I got that point proven to me again on the weekend.
I played hockey for the first time in two years on Sunday, a tournament that demanded three games in a day out of me. I survived.
My team was made up of work colleagues. It's an annual ritual, one I missed last year on account of being in Mexico, that features teams from various media outlets in Toronto. Some teams take it more seriously than others. There was much scuttlebutt around the glass that the Toronto Star was liberally peppered with ringers. When we watched CTV and the National Post play before our first game, it was a sign of how the higher-rent teams handled themselves. They were both pretty good for a couple of pickup squads.
I used to play a couple of times a week, but it's been about three years since I've played regularly. I am fast approaching the age when it is increasingly difficult to just go out and play and not make an ass of yourself. No amount of knowledge, training, experience or even skill can compensate for a body that can no longer respond. Happily, that was not my entire experience.
I am slower, I am not as strong as I used to be and my vision is not as sharp. But since a good proportion of my teammates are similarly aging, we're all getting slower together. It's all relative.
The goal in my first game was not to embarrass myself and in that I was successful. I took all the necessary middle-aged precautions: Advil BEFORE taking the ice, a deliberate warmup, a bit of time with the puck on my stick just to remember how it felt. It felt good, even if kept sliding from my control like a drop of mercury on a piece of paper. And to skate again was a delight. I skate well, if a bit stiffly, I can still turn to the left and the right and stop without falling down.
But in pickup hockey, the difference between being a hole-filler and useful to your team tends to come down to speed and conditioning. Good puck handling is a bonus. Speed allows you to cover the ice: attack and defend. Conditioning allows you to do it for more than the first shift. I was pretty much resigned to the fact my puck handling would suck. Two years of rust will see to that.
My speed is not what it once was, so my ability to play in both ends was limited. But my conditioning, which is pretty good, let me be more-or-less in the right position most of the day.
We lost our first game in overtime and won our second in a shootout.

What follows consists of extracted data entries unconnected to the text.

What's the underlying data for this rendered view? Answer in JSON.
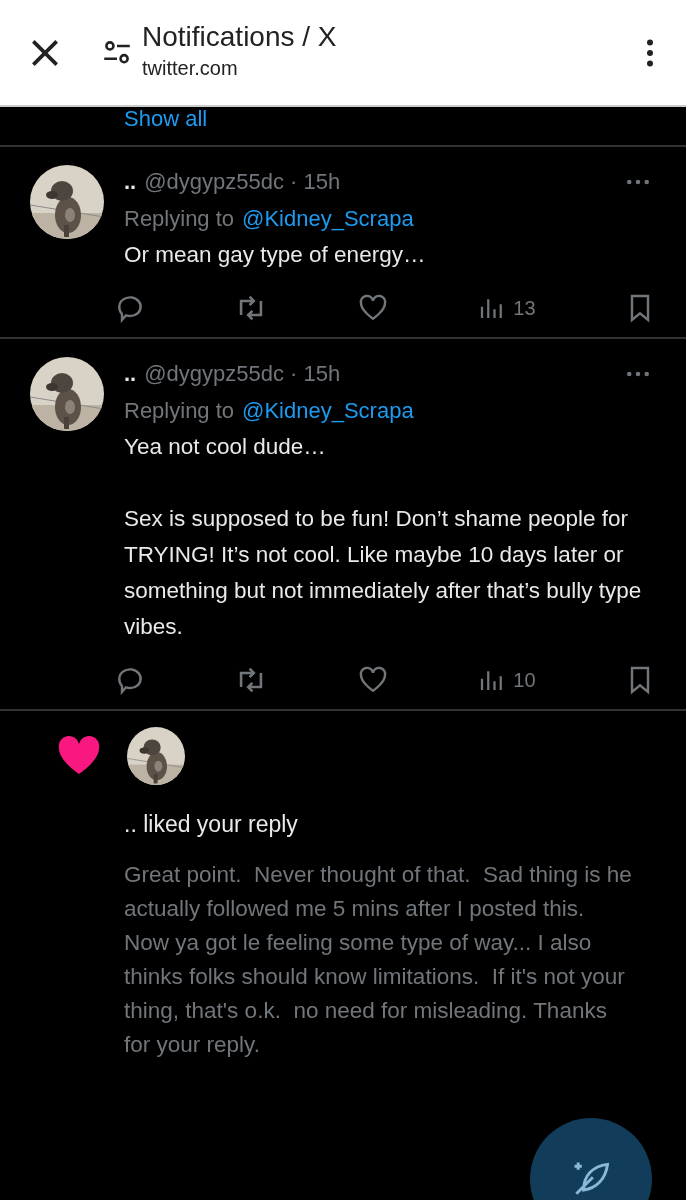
{
  "browser_bar": {
    "title": "Notifications / X",
    "url": "twitter.com"
  },
  "show_all": "Show all",
  "tweets": [
    {
      "name": "..",
      "meta": "@dygypz55dc · 15h",
      "replying_label": "Replying to",
      "replying_to": "@Kidney_Scrapa",
      "paragraphs": [
        "Or mean gay type of energy…"
      ],
      "views": "13"
    },
    {
      "name": "..",
      "meta": "@dygypz55dc · 15h",
      "replying_label": "Replying to",
      "replying_to": "@Kidney_Scrapa",
      "paragraphs": [
        "Yea not cool dude…",
        "Sex is supposed to be fun! Don’t shame people for TRYING! It’s not cool. Like maybe 10 days later or something but not immediately after that’s bully type vibes."
      ],
      "views": "10"
    }
  ],
  "like_notification": {
    "text": ".. liked your reply",
    "quote": "Great point.  Never thought of that.  Sad thing is he actually followed me 5 mins after I posted this.  Now ya got le feeling some type of way... I also thinks folks should know limitations.  If it's not your thing, that's o.k.  no need for misleading. Thanks for your reply."
  }
}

By the time we got to our third game we'd all learned each others names and were playing on regular lines.
As the games unfolded, I noticed something: my hockey brain and hockey body were beginning to get reacquainted. It's the small things, taking a pass and moving the puck ahead quickly while pivoting 90 degrees and keeping your head up. Seeing the player you're supposed to check and staying on top of him. Finding yourself in open ice in a position to take a pass for a shot. It's a kind of muscle memory that was shaken loose through repetition.
We played the Post in our last game. I'd seen them play twice. They lost their first game in a shootout to CTV and they creamed CP in their second game. I watched a bit of their second game and it was obvious that a number of their players were familiar to one another. They moved the puck easily, wingers stayed in their lanes and backchecked. Defencemen didn't pinch in unless they knew they had a play. Against us, the game was over pretty quickly. I think it finished 7-1. Even though we were being thoroughly trounced, I actually felt pretty good. First of all my lungs weren't burning, neither were my legs. The running held me in good stead there. And the game started to slow down a bit. I wasn't handling the puck like it was a hand grenade. When it was over, I was pleased. My modest pickup hockey career is not over.
I got something else out of my day's exercise: a renewed appreciation for the pro game. The playoff games were on the TVs in the arena restaurant, and I was glued to the Rangers and Devils as I sipped a Coke after our second game. It seemed faster to me, the skill level beyond anything I had seen. Then came the subtle things; the footwork, close passing, the positioning, the use of the body. The scrums along the boards made sense, so did the cycling the in offensive end. And the routine failures of the greatest players in the world, the shots that went wide, the missed passes, the players out of position. A much faster, skilled and vastly better compensated version of our little tourney. And games that end with the same sorts of scores, 4-3, 3-2, and 7-1.
It's all relative. They play at their pace, we play at ours. The pleasure I take in playing with my peers lets me to appreciate the pros' skills all the more. (You just have to watch one of these guys going slowly to see what I mean. Watch the Alexei Kovalev stickhandling exhibition on U-Tube and you get the picture. Pros live in another universe, George Plimpton notwithstanding.)
It's a reminder, a happy reminder, that when you play the sport, you are not just a fan. You are part of it. You might not make a living doing it, but you're a big reason why the game lives in the first place. Take away the weekend hackers like us, and you starve the roots that let the pro game flourish. Why is it hard to sell hockey in Nashville? Not because the game is bad, but because there are not enough people like us, the ones who drag their gear to the rink, hit a clean sheet of ice and share the magic.